Officers testified at trial to what they knew about the 911 call at the time of arresting Cramer.  The totality of the facts known to police at the time of Cramer’s arrest, including what the officers knew about the 911 call, support a finding on the first element of the test-refusal charge—probable cause to arrest.  The transcript of the 911 call did not supply the jury with any information on probable cause that police did not otherwise testify to at trial.  And the jury heard Cramer’s uncontested testimony that he refused a police officer’s request to submit to a chemical test, satisfying the second and third elements of the offense.  Given that the 911-call transcript was merely cumulative to trial testimony on the elements of the test-refusal charge, we conclude that the jury’s verdict was surely unattributable to the error.


Finally, Cramer contends that he did not receive effective assistance of counsel because counsel did not properly plead the defense of postdriving medication use and failed to object to photographs not disclosed prior to the contested omnibus hearing.  Minnesota has adopted the two-part test articulated in Strickland v.

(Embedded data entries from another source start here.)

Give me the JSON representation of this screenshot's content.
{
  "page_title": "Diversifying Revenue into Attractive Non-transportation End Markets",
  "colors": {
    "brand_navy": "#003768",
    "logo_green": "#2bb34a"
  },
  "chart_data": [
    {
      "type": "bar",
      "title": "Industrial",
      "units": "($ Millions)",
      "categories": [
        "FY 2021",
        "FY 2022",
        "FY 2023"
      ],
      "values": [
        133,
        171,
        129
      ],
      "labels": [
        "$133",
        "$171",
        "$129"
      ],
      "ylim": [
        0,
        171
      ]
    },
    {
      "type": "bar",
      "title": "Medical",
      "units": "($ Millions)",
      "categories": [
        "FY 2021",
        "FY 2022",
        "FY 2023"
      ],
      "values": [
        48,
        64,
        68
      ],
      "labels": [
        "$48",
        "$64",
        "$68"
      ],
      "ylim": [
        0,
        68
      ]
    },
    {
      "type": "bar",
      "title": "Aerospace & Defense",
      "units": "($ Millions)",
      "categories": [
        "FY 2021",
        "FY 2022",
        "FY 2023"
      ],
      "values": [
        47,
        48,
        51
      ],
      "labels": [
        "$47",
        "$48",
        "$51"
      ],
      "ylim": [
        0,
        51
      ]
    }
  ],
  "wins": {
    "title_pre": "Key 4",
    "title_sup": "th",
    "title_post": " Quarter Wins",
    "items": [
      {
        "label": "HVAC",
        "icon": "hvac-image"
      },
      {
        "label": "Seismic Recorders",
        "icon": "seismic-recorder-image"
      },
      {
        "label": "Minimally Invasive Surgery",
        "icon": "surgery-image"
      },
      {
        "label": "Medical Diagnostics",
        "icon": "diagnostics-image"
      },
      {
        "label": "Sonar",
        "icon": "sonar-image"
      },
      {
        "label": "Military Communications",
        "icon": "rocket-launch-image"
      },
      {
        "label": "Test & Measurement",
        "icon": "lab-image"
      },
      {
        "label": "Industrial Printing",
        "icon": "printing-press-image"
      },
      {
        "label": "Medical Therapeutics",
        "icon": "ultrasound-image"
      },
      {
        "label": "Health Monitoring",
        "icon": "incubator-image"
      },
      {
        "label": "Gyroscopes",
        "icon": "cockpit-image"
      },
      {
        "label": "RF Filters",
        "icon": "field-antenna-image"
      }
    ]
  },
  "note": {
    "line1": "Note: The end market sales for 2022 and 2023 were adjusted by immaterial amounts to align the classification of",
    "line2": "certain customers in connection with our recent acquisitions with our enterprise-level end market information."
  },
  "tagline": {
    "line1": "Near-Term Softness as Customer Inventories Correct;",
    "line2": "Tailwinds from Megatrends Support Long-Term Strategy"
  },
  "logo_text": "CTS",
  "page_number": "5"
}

Washington, 466 U.S. 668, 104 S. Ct. 2052 (1984), for determining whether grounds exist to grant a new trial based on ineffective assistance of counsel.  State v. Voorhees, 596 N.W.2d 241, 255 (Minn. 1999).  The defendant must first prove that “his counsel’s performance ‘fell below an objective standard of reasonableness.’”  Id. (quoting Strickland, 466 U.S. at 688, 104 S. Ct. at 2064).  The defendant must also prove “his counsel’s error . . . so prejudiced the defendant at trial that a different outcome would have resulted but for the error.”  Id.

Contrary to Cramer’s contention, the trial transcript demonstrates that defense counsel did argue the defense of postdriving medication use and put forward testimony supporting that defense.  The contested omnibus hearing transcript demonstrates that defense counsel participated in significant discussion with the district court on the photographs and agreed to the court’s instructions that the parties would confer out of court on the issue.  Additionally, Cramer’s arguments of ineffective assistance of counsel go to the vacated conviction for driving while impaired.  We therefore find no basis for Cramer’s ineffective-assistance-of-counsel claim.